Laut Biologen können nach der globalen nuklearen Apokalypse nur Kakerlaken auf unserem Planeten überleben. Wie sich jedoch herausstellte, könnten sie durchaus von riesigen Asseln begleitet werden, die in großen Tiefen im Ozean leben.

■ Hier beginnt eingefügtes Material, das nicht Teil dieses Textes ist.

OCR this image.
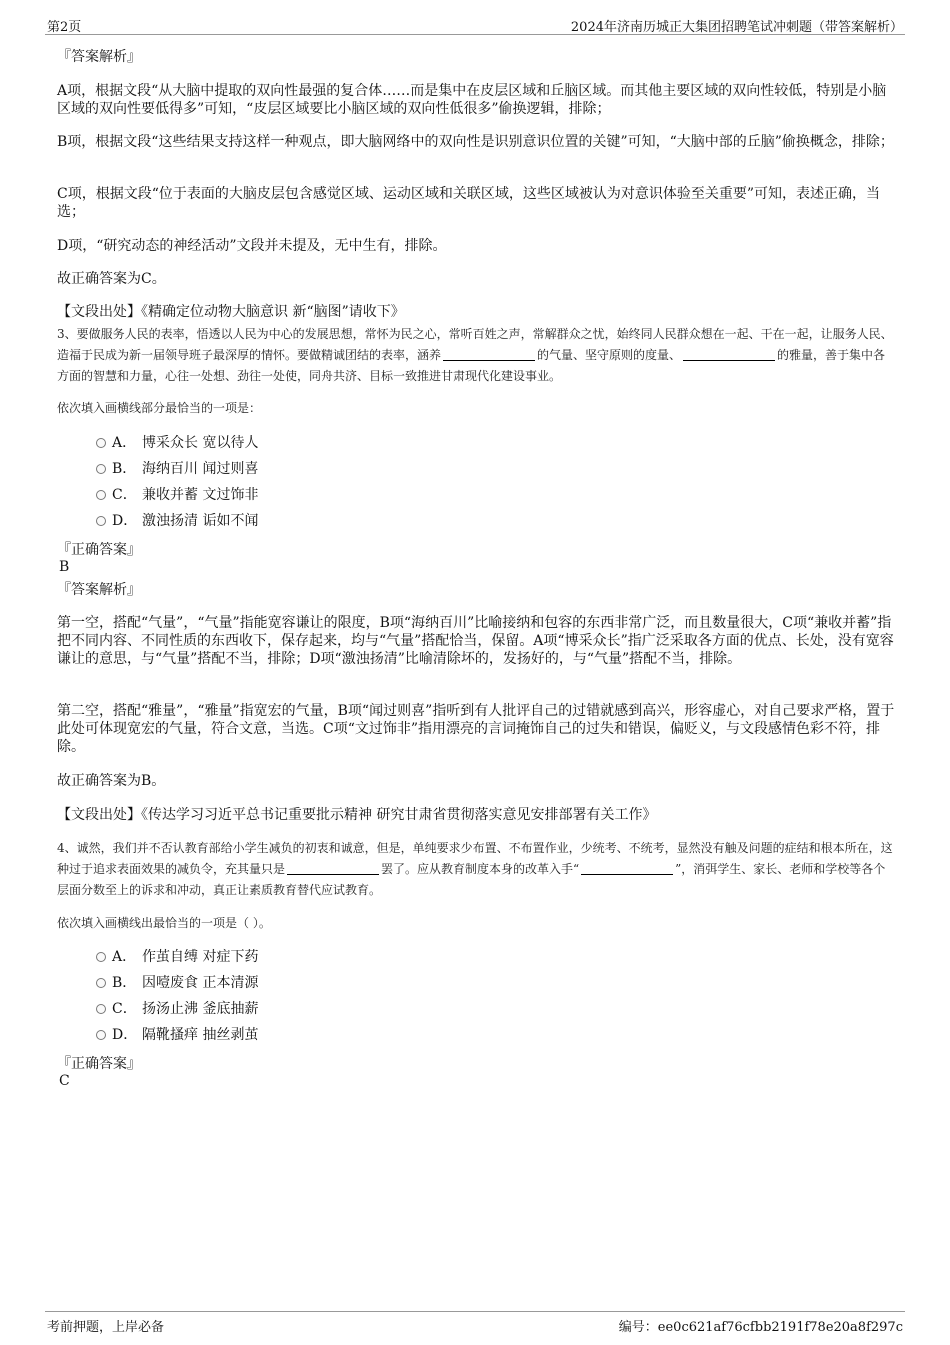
第2页	2024年济南历城正大集团招聘笔试冲刺题（带答案解析）

『答案解析』

A项，根据文段“从大脑中提取的双向性最强的复合体……而是集中在皮层区域和丘脑区域。而其他主要区域的双向性较低，特别是小脑区域的双向性要低得多”可知，“皮层区域要比小脑区域的双向性低很多”偷换逻辑，排除；

B项，根据文段“这些结果支持这样一种观点，即大脑网络中的双向性是识别意识位置的关键”可知，“大脑中部的丘脑”偷换概念，排除；

C项，根据文段“位于表面的大脑皮层包含感觉区域、运动区域和关联区域，这些区域被认为对意识体验至关重要”可知，表述正确，当选；

D项，“研究动态的神经活动”文段并未提及，无中生有，排除。

故正确答案为C。

【文段出处】《精确定位动物大脑意识 新“脑图”请收下》

3、要做服务人民的表率，悟透以人民为中心的发展思想，常怀为民之心，常听百姓之声，常解群众之忧，始终同人民群众想在一起、干在一起，让服务人民、造福于民成为新一届领导班子最深厚的情怀。要做精诚团结的表率，涵养	的气量、坚守原则的度量、	的雅量，善于集中各方面的智慧和力量，心往一处想、劲往一处使，同舟共济、目标一致推进甘肃现代化建设事业。

依次填入画横线部分最恰当的一项是：

A． 博采众长 宽以待人
B． 海纳百川 闻过则喜
C． 兼收并蓄 文过饰非
D． 激浊扬清 诟如不闻

『正确答案』

B

『答案解析』

第一空，搭配“气量”，“气量”指能宽容谦让的限度，B项“海纳百川”比喻接纳和包容的东西非常广泛，而且数量很大，C项“兼收并蓄”指把不同内容、不同性质的东西收下，保存起来，均与“气量”搭配恰当，保留。A项“博采众长”指广泛采取各方面的优点、长处，没有宽容谦让的意思，与“气量”搭配不当，排除；D项“激浊扬清”比喻清除坏的，发扬好的，与“气量”搭配不当，排除。

第二空，搭配“雅量”，“雅量”指宽宏的气量，B项“闻过则喜”指听到有人批评自己的过错就感到高兴，形容虚心，对自己要求严格，置于此处可体现宽宏的气量，符合文意，当选。C项“文过饰非”指用漂亮的言词掩饰自己的过失和错误，偏贬义，与文段感情色彩不符，排除。

故正确答案为B。

【文段出处】《传达学习习近平总书记重要批示精神 研究甘肃省贯彻落实意见安排部署有关工作》

4、诚然，我们并不否认教育部给小学生减负的初衷和诚意，但是，单纯要求少布置、不布置作业，少统考、不统考，显然没有触及问题的症结和根本所在，这种过于追求表面效果的减负令，充其量只是	罢了。应从教育制度本身的改革入手“	”，消弭学生、家长、老师和学校等各个层面分数至上的诉求和冲动，真正让素质教育替代应试教育。

依次填入画横线出最恰当的一项是（ ）。

A． 作茧自缚 对症下药
B． 因噎废食 正本清源
C． 扬汤止沸 釜底抽薪
D． 隔靴搔痒 抽丝剥茧

『正确答案』

C

考前押题，上岸必备	编号：ee0c621af76cfbb2191f78e20a8f297c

Als Referenz: Riesenasseln (Bathynomus giganteus) sind eine Gattung großer Tiefsee-Krebstiere, die aus etwa eineinhalb Dutzend Arten besteht, die im Atlantik, Pazifik und Indischen Ozean vorkommen.
Es wird angenommen, dass diese fußballgroßen Seewanzen mindestens 200 bis 300 Millionen Jahre alt sind. Der Tiefsee-Lebensstil half ihnen, unzählige Naturkatastrophen in dieser Zeit zu überstehen und im Gegensatz zum Beispiel von Dinosauriern bis heute zu überleben. Der erste Bathynomus giganteus wurde Ende der 70er Jahre des 19. Jahrhunderts im Golf von Mexiko in einer Tiefe von mehr als 2,5 km entdeckt.
Nach den Ergebnissen der modernen Forschung haben Wissenschaftler einige Unterschiede in ihrer DNA, Form und Struktur festgestellt. Zum Beispiel hatte eine vor fünf Jahren gefundene Isopode einen dünneren Körper, wodurch sie sich von ihren Artgenossen abhob.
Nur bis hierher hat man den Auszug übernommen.